# Models from Models

From statistics we know how to learn models from data: compute the likelihood \(L(model) = \mathrm{P}(data \mid model)\) and either maximize that or use it in a Bayesian update or something of the sort. This is a powerful mode of inference, but it's not the only type of inference possible, and I'd like to talk about a different type of inference today.

## The wrong model

The normal statistical paradigm is what you might call model-based statistics: pick a model for your problem (a parameterized formula for \(P(data)\)); then use the observed data to learn the parameters. The way to screw this up is to pick the wrong model; for example, if your data are actually generated by a quadratic process, you will never fit a good line to the data.

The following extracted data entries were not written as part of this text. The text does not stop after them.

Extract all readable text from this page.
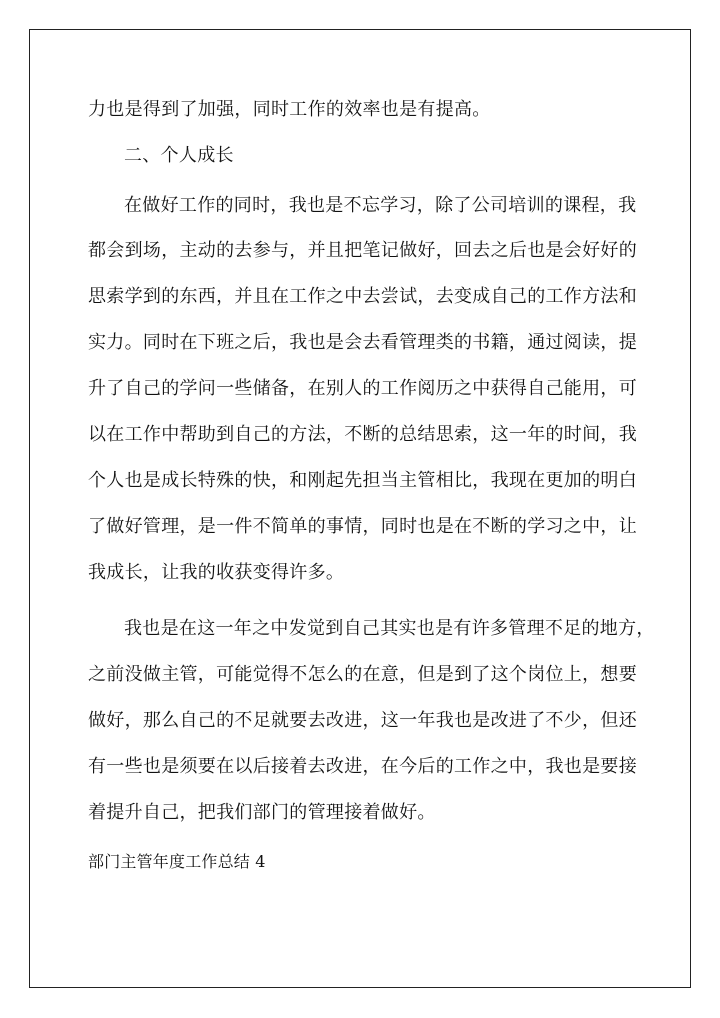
力也是得到了加强，同时工作的效率也是有提高。
二、个人成长
在做好工作的同时，我也是不忘学习，除了公司培训的课程，我
都会到场，主动的去参与，并且把笔记做好，回去之后也是会好好的
思索学到的东西，并且在工作之中去尝试，去变成自己的工作方法和
实力。同时在下班之后，我也是会去看管理类的书籍，通过阅读，提
升了自己的学问一些储备，在别人的工作阅历之中获得自己能用，可
以在工作中帮助到自己的方法，不断的总结思索，这一年的时间，我
个人也是成长特殊的快，和刚起先担当主管相比，我现在更加的明白
了做好管理，是一件不简单的事情，同时也是在不断的学习之中，让
我成长，让我的收获变得许多。
我也是在这一年之中发觉到自己其实也是有许多管理不足的地方，
之前没做主管，可能觉得不怎么的在意，但是到了这个岗位上，想要
做好，那么自己的不足就要去改进，这一年我也是改进了不少，但还
有一些也是须要在以后接着去改进，在今后的工作之中，我也是要接
着提升自己，把我们部门的管理接着做好。
部门主管年度工作总结 4
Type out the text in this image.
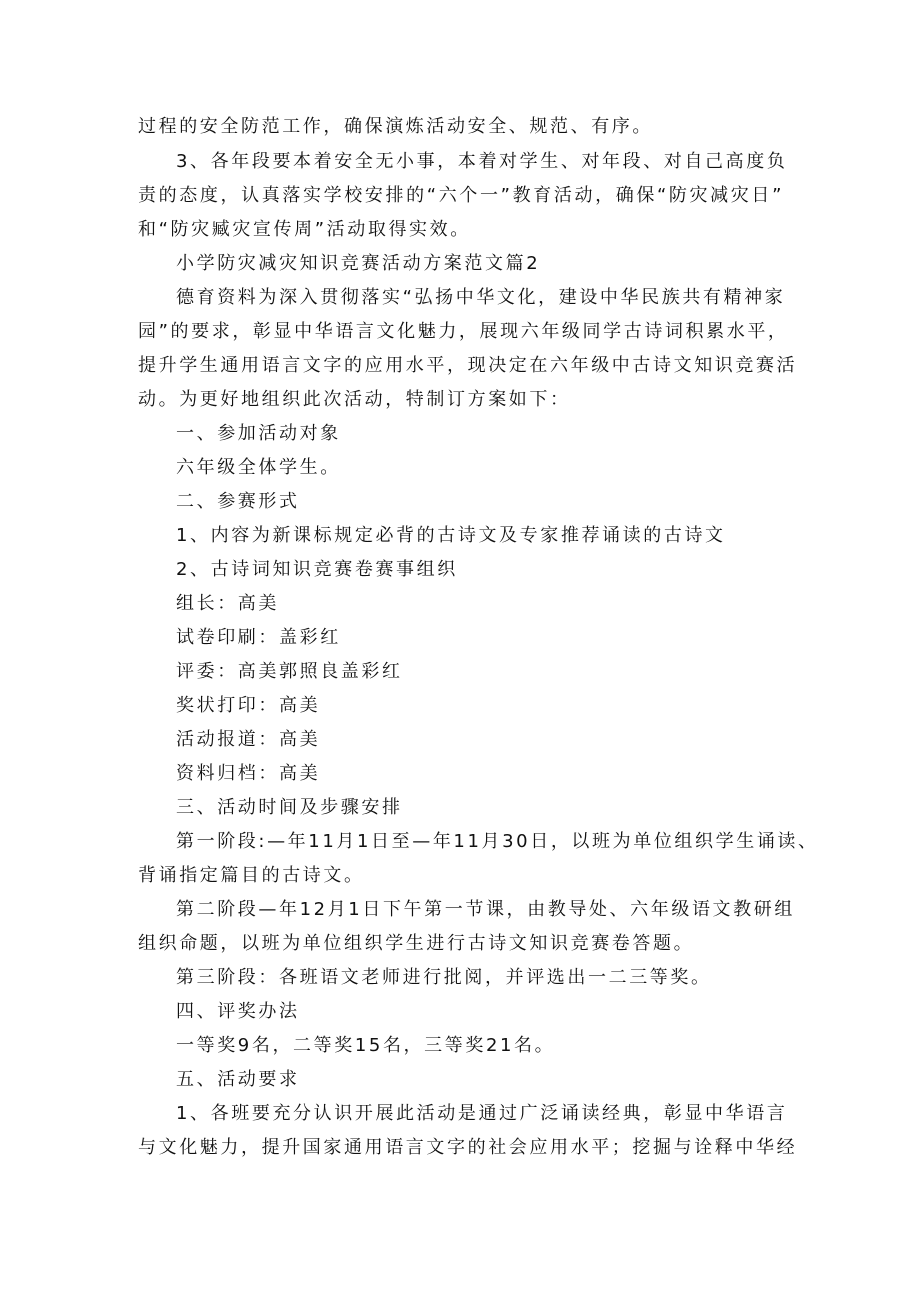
过程的安全防范工作，确保演炼活动安全、规范、有序。
3、各年段要本着安全无小事，本着对学生、对年段、对自己高度负
责的态度，认真落实学校安排的“六个一”教育活动，确保“防灾减灾日”
和“防灾臧灾宣传周”活动取得实效。
小学防灾减灾知识竞赛活动方案范文篇2
德育资料为深入贯彻落实“弘扬中华文化，建设中华民族共有精神家
园”的要求，彰显中华语言文化魅力，展现六年级同学古诗词积累水平，
提升学生通用语言文字的应用水平，现决定在六年级中古诗文知识竞赛活
动。为更好地组织此次活动，特制订方案如下：
一、参加活动对象
六年级全体学生。
二、参赛形式
1、内容为新课标规定必背的古诗文及专家推荐诵读的古诗文
2、古诗词知识竞赛卷赛事组织
组长：高美
试卷印刷：盖彩红
评委：高美郭照良盖彩红
奖状打印：高美
活动报道：高美
资料归档：高美
三、活动时间及步骤安排
第一阶段:—年11月1日至—年11月30日，以班为单位组织学生诵读、
背诵指定篇目的古诗文。
第二阶段—年12月1日下午第一节课，由教导处、六年级语文教研组
组织命题，以班为单位组织学生进行古诗文知识竞赛卷答题。
第三阶段：各班语文老师进行批阅，并评选出一二三等奖。
四、评奖办法
一等奖9名，二等奖15名，三等奖21名。
五、活动要求
1、各班要充分认识开展此活动是通过广泛诵读经典，彰显中华语言
与文化魅力，提升国家通用语言文字的社会应用水平；挖掘与诠释中华经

How do you tell that you've got the wrong model? One way you can tell is if different subsets of data give different estimates. For linear data, you can make a good prediction even if you use just the left half (small \(x\)) of your data, and it won't be much different from the prediction with just the right half of the data:

>>> X, Y = genlin(1, 5) >>> linfit(X, Y) (0.99901650687168253, 4.9997591897673521) >>> linfit(X[X < .5], Y[X < .5]) (1.0367666060046121, 4.9938510330784167) >>> linfit(X[X > .5], Y[X > .5]) (1.050508547884262, 4.9575875290594702)

But if the data is quadratic, your best-fit line is very different if you restrict yourself to the left and right halves of your data set:

>>> X, Y = genquad(-1, 1, 1) >>> linfit(X, Y) (0.004178319672305573, 1.1615710546773379) >>> linfit(X[X > .5], Y[X > .5]) (-0.52382970878698176, 1.5607618274385056) >>> linfit(X[X < .5], Y[X < .5]) (0.50055285619314493, 1.0357115545536726)

I won't bother with confidence intervals here, but the agree: I should not have this big a difference for linear data unless I got *very* unlucky. A rough general heuristic emerges: if you can divide your data into two pieces that produce very different predictions, something's gone wrong.^{1}^{1} This needs several qualifications. The first is that the pieces need to be equally weighted by your loss function; usually this means two pieces with roughly equally many points in both. The second is that you can't do this splitting after looking at the data; otherwise, you could pick “maximally confusing” points. In this post I'm going to talk about learning quadratics and lines, and I'll only ever use thresholds on \(x\) to split the data into pieces, so I should be safe.

## Upgrading models

Once we realize that our data is not linear, we must to switch to a different model; suppose we are lucky, and choose to switch to a quadratic model. How do we switch? One option is to re-learn the model from data. If the data is available, this is easy to do and gives us an optimal quadratic fit.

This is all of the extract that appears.